Ethics and Africa Sourcing: Don't Wait, Just Do It

Even though I'm still skeptical of Africa as a key developing market from a sourcing perspective relative to China and India in the short-term, the region absolutely holds significant promise for the future. But given the extreme poverty in parts of the continent, should we apply the same ethical sourcing standards (e.g., no child labor) that we do to other developing markets? A recent op/ed in Supply Management challenges this notion. The author, who writes from Africa, questions whether it is "morally 'wrong' to give dignity to such people through outsourcing production to their countries and allowing them to earn a small wage? Or would the world rather western companies watch children suffer continued impoverishment than risk violating ethical trading codes?"

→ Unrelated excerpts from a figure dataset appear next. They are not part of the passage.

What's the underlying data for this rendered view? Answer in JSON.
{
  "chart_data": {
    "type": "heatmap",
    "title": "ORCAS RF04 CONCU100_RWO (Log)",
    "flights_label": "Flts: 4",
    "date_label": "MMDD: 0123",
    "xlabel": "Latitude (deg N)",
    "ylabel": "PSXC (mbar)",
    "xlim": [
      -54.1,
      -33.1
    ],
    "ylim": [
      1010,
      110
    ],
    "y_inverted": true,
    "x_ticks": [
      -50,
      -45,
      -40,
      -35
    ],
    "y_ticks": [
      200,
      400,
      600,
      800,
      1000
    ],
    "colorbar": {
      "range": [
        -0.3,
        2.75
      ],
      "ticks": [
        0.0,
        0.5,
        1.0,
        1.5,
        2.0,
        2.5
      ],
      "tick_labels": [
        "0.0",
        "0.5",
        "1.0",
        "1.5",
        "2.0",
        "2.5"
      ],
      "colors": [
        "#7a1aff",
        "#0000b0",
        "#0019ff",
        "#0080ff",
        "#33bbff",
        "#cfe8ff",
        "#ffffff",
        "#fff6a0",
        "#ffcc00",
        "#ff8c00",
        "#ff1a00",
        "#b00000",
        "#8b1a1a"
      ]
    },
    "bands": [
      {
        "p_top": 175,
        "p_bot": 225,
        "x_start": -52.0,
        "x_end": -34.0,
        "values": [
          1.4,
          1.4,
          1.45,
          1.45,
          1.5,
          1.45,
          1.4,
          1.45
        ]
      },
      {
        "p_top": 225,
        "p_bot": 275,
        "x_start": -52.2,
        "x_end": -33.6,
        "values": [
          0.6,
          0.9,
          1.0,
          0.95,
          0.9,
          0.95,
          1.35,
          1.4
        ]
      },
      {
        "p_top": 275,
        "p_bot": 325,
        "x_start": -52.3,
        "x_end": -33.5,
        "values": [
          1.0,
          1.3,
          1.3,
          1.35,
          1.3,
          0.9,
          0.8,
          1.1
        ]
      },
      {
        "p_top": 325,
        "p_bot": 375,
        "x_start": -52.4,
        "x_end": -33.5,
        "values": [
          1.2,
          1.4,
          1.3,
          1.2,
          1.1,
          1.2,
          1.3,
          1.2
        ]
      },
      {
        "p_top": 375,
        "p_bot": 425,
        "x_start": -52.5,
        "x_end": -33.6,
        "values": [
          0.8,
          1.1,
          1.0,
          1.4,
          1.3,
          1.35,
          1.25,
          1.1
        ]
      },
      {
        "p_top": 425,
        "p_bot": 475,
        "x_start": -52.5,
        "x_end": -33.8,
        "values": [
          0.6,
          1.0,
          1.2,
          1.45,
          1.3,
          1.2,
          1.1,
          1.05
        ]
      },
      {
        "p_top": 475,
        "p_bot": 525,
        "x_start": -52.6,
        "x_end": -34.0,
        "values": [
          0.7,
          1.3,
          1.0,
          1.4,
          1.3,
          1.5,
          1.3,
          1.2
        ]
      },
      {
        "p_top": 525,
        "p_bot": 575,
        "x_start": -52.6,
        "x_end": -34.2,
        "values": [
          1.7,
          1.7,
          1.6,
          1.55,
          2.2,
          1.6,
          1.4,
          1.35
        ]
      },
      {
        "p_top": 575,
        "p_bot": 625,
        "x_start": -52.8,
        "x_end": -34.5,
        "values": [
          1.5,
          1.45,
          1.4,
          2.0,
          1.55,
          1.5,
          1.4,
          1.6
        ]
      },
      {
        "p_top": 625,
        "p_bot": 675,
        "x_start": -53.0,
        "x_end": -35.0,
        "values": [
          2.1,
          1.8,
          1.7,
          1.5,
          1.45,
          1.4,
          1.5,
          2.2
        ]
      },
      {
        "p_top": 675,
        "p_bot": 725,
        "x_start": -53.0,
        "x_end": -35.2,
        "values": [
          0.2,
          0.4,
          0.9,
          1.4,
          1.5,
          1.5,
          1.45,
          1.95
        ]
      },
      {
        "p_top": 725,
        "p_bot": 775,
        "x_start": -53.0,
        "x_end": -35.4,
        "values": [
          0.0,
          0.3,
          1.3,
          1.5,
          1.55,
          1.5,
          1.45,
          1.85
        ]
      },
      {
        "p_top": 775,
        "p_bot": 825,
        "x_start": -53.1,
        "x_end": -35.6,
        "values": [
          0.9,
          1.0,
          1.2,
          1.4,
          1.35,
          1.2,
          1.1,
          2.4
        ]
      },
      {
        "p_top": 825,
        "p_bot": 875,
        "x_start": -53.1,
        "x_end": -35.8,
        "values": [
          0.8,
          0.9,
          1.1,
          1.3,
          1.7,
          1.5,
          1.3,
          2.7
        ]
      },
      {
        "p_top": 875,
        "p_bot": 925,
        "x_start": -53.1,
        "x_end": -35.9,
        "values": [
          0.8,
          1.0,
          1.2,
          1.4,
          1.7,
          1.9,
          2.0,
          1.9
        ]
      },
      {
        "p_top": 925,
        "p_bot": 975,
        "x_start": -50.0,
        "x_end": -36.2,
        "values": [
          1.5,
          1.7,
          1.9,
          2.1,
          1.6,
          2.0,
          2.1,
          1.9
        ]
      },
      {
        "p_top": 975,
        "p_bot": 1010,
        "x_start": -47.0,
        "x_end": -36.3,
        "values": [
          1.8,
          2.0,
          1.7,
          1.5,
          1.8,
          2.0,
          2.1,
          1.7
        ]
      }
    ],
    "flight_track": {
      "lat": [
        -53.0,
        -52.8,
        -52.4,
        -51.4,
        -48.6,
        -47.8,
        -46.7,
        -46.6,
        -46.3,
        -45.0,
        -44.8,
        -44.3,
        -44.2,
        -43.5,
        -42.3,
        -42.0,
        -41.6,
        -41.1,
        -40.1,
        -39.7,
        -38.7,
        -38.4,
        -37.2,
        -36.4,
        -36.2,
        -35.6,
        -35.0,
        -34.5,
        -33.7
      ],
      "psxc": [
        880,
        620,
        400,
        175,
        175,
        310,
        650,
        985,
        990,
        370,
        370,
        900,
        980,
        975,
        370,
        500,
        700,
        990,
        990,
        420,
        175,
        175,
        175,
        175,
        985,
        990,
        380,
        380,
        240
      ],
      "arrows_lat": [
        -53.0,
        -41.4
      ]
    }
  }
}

On the contrary, the author suggests, "Isn't it morally wrong for established businesses to implement 'no sourcing' policies for countries in Indo-Asia, China or Africa because for them it's 'ethically wrong'; when people in abject poverty would resort to the most drastic actions just to earn enough to provide a day's meal ... It's absurd that the western world is waiting to enforce workers' rights by its standards before extending its supply chains into Indo-Asia, China and Africa. A worker's basic right is the ability to afford food, clothing and shelter from their labour/earnings." Statements like this are further proof in my book that the "fair trade" price should be the market clearing price, at least when it comes to parts of the world which need an initial push to get their export markets going. What do you think? Should we apply the same "ethical" standards to regions of the world which have significant export promise, but a severely impoverished population who would be happy just to have any work at any wage, just as we do to regions like China and India that have at least a couple of decades head start with their export economies?